Small representations, string instantons, and Fourier modes of Eisenstein series (with an appendix by D. Ciubotaru and P. Trapa)

This paper concerns some novel features of maximal parabolic Eisenstein series at certain special values of their analytic parameter s. These series arise as coefficients in the R4 and D4R4 interactions in the low energy expansion of scattering amplitudes in maximally supersymmetric string theory reduced to D=10-d dimensions on a torus T^d, d<8. For each d these amplitudes are automorphic functions on the rank d+1 symmetry group E_d+1. Of particular significance is the orbit content of the Fourier modes of these series when expanded in three different parabolic subgroups, corresponding to certain limits of string theory. This is of interest in the classification of a variety of instantons that correspond to minimal or next-to-minimal BPS orbits.

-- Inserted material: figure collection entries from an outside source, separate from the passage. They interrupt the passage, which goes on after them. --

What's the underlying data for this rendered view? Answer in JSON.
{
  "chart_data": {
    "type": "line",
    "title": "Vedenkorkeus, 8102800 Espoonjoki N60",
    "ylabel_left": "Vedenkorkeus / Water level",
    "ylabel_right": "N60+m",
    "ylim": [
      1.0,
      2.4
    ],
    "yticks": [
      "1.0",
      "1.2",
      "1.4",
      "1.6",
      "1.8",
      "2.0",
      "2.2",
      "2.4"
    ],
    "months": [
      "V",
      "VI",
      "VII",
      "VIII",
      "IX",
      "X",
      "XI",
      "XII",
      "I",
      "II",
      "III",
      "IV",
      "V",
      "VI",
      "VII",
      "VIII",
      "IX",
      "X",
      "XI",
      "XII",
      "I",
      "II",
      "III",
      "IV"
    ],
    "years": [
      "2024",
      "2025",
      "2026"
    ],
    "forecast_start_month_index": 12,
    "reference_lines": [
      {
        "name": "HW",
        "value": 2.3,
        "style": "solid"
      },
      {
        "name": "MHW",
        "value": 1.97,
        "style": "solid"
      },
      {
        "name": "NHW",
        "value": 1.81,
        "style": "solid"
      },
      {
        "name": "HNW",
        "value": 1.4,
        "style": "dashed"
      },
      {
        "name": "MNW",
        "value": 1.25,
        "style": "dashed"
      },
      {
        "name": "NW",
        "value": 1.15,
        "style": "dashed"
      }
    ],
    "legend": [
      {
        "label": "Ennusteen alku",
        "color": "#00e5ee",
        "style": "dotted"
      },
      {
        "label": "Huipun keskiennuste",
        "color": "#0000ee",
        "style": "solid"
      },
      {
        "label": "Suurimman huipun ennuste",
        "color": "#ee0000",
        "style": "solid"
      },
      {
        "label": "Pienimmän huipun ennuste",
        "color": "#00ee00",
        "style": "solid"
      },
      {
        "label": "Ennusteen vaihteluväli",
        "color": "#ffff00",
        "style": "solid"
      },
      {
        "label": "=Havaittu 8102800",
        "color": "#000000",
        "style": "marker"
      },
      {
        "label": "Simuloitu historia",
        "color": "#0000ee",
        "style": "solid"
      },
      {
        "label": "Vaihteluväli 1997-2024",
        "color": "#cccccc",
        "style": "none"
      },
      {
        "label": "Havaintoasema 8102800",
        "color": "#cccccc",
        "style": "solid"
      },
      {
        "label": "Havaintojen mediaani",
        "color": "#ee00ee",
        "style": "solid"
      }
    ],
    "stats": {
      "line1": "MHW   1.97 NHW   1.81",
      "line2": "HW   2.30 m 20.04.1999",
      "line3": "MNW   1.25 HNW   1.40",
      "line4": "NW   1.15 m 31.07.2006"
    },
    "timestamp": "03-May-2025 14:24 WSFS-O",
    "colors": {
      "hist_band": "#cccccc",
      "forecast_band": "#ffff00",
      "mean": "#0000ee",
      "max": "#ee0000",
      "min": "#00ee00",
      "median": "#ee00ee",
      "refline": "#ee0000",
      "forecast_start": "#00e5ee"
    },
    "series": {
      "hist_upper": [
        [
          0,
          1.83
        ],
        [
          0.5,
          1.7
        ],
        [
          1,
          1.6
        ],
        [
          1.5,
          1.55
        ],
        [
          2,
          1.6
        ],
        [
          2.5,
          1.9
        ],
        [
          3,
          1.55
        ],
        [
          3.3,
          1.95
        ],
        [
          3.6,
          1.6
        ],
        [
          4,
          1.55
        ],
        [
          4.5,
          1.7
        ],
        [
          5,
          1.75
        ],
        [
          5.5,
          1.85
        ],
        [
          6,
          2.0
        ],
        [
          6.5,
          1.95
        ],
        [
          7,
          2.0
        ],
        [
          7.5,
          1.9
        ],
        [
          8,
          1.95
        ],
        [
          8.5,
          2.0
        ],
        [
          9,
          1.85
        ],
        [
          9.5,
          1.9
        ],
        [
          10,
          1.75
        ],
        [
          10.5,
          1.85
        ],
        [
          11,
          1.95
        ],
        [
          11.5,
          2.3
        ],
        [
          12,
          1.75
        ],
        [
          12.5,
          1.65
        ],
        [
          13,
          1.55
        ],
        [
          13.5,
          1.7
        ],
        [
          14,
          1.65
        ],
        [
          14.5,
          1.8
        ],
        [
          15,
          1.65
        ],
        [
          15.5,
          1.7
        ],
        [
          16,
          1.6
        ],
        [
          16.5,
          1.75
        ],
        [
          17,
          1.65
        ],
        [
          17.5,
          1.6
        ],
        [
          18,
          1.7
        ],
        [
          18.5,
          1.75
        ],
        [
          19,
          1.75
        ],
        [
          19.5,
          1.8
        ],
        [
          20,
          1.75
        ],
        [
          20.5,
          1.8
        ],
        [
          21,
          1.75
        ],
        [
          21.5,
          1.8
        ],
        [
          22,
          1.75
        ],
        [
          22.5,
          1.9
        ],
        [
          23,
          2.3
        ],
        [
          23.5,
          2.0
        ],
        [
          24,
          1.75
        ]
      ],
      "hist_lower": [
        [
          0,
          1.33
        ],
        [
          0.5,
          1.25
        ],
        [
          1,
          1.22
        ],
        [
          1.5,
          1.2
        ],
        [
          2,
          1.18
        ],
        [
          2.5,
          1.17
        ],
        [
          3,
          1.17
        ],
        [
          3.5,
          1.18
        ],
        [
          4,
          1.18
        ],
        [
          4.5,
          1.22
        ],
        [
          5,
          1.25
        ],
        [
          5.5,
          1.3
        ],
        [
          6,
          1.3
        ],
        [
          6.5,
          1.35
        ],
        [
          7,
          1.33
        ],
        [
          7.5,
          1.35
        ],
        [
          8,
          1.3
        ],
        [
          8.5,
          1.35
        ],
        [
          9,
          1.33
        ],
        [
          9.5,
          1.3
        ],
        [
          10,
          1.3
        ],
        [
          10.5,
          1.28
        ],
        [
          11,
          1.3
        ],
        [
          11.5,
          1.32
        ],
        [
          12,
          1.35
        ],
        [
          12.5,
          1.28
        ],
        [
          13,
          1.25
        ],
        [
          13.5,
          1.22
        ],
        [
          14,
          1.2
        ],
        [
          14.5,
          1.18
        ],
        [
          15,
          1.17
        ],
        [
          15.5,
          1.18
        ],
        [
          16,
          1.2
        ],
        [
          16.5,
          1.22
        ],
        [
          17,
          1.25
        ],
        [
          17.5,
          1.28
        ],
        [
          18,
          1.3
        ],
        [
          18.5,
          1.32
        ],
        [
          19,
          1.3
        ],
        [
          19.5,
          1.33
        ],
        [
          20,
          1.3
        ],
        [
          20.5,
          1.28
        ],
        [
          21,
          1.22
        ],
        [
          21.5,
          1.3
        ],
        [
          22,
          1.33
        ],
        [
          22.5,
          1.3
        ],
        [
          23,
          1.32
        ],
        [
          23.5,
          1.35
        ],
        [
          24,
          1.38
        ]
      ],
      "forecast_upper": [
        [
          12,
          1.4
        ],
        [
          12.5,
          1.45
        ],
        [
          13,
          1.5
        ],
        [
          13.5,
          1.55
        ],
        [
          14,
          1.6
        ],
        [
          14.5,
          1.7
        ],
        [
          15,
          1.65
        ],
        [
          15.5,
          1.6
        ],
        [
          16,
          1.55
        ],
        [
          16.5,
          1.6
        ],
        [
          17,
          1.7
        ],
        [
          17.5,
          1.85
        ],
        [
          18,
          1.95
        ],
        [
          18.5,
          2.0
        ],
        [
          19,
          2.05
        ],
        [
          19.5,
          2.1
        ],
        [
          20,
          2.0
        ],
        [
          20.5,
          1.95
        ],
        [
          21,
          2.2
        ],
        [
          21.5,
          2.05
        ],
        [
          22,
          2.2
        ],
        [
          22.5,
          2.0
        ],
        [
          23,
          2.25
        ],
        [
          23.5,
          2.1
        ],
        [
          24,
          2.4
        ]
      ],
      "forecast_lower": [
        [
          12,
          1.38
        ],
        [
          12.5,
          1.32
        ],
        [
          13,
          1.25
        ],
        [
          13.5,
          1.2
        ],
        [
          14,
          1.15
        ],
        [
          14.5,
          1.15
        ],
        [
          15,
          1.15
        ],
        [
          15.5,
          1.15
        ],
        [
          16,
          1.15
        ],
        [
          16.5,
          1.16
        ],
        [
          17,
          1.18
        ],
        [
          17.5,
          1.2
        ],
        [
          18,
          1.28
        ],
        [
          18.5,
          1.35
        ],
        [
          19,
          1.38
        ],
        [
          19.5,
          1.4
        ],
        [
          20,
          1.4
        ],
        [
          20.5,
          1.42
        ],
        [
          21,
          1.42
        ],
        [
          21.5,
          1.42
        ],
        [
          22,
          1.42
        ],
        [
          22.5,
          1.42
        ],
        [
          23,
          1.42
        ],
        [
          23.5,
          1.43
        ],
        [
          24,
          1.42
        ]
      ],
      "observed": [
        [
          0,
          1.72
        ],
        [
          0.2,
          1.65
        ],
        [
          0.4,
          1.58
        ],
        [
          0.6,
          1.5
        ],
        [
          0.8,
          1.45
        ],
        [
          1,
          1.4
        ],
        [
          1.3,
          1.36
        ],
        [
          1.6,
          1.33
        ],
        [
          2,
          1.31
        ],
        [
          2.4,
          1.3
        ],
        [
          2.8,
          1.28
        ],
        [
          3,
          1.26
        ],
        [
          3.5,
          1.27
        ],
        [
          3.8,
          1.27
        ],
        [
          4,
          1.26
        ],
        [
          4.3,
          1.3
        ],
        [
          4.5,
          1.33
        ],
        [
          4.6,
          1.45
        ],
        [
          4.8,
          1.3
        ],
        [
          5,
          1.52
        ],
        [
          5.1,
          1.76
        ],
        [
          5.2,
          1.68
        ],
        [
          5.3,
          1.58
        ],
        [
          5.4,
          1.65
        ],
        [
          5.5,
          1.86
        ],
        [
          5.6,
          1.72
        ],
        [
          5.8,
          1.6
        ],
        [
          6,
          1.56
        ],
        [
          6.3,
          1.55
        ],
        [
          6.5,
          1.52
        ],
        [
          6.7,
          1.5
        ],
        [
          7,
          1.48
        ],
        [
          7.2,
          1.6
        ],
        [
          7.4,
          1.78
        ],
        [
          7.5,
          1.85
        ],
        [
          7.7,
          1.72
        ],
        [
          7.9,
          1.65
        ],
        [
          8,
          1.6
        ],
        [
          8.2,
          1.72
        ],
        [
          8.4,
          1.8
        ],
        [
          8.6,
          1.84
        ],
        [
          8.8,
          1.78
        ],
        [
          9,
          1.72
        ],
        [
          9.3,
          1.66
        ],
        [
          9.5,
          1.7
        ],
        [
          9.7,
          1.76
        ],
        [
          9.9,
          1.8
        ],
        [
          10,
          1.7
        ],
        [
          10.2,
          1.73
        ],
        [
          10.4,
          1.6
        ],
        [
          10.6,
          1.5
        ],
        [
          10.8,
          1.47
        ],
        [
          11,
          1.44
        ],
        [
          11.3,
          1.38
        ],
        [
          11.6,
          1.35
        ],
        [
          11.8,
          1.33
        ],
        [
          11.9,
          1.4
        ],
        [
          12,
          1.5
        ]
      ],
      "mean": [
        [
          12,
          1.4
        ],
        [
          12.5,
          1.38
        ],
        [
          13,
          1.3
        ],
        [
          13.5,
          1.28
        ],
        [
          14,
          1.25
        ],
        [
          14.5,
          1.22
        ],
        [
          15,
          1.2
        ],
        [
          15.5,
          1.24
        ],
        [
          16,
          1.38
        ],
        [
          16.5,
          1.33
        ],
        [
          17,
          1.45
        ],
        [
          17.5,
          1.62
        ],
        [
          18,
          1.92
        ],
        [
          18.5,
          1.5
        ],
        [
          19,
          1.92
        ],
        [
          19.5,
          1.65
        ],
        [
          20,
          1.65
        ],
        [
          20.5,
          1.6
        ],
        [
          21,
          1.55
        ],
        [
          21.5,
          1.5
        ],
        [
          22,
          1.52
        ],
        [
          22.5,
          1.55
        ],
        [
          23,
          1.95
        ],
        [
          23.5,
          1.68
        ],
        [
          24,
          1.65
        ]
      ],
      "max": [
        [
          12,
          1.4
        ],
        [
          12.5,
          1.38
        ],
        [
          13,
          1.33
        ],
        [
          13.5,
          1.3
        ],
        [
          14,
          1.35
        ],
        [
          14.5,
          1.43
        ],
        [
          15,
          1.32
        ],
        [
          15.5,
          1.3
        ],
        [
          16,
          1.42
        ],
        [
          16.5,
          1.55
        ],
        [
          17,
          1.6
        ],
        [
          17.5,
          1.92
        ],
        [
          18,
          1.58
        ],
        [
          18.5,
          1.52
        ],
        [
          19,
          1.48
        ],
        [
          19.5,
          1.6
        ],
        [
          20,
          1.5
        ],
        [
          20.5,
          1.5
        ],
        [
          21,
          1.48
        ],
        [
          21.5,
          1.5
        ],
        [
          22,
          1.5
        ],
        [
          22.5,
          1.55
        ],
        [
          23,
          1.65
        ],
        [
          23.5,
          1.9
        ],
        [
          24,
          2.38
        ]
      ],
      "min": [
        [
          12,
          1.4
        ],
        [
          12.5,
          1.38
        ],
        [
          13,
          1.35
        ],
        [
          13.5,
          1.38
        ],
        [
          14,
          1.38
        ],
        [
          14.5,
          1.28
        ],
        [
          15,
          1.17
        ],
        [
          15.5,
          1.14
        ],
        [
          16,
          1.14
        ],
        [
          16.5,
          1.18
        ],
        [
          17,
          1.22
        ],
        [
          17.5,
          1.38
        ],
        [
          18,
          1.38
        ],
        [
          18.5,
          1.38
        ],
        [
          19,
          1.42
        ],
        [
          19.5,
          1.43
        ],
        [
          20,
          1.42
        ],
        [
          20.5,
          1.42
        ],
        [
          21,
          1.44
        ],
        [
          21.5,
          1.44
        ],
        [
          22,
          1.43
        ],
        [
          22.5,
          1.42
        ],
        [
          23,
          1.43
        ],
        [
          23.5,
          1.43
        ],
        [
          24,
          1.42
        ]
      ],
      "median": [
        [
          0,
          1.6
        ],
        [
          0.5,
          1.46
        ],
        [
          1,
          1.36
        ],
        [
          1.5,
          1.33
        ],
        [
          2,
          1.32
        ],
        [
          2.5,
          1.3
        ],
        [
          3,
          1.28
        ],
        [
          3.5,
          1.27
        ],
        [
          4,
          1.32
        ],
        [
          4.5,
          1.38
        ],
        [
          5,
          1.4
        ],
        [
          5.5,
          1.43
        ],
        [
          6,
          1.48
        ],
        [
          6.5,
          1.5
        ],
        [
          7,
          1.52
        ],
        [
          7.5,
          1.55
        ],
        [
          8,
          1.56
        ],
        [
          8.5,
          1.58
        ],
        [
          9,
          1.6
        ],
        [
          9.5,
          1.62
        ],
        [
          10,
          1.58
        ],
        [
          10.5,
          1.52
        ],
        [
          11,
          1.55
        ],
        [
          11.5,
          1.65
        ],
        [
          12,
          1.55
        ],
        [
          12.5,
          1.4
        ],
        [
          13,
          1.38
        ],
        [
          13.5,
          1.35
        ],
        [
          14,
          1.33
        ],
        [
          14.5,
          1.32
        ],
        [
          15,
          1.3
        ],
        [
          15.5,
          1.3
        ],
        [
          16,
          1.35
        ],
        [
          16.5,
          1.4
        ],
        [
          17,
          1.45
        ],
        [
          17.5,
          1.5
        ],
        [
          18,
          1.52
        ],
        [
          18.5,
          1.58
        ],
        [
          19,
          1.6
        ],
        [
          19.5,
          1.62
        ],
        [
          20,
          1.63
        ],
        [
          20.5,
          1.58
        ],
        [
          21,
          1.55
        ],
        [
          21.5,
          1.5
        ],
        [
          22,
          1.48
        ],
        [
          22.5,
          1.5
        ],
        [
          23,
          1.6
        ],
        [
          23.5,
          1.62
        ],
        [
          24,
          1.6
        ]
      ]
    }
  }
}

In the limit of decompactification from D to D+1 dimensions many such instantons are related to charged 1/2-BPS or 1/4-BPS black holes with euclidean world-lines wrapped around the large dimension. In a different limit the instantons give nonperturbative corrections to string perturbation theory, while in a third limit they describe nonperturbative contributions in eleven-dimensional supergravity. A proof is given that these three distinct Fourier expansions have certain vanishing coefficients that are expected from string theory. In particular, the Eisenstein series for these special values of s have markedly fewer Fourier coefficients than typical ones. The corresponding mathematics involves showing that the wavefront sets of the Eisenstein series are supported on only certain coadjoint nilpotent orbits - just the minimal and trivial orbits in the 1/2-BPS case, and just the next-to-minimal, minimal and trivial orbits in the 1/4-BPS case. Thus as a byproduct we demonstrate that the next-to-minimal representations occur automorphically for E6, E7, and E8, and hence the first two nontrivial low energy coefficients are exotic theta-functions.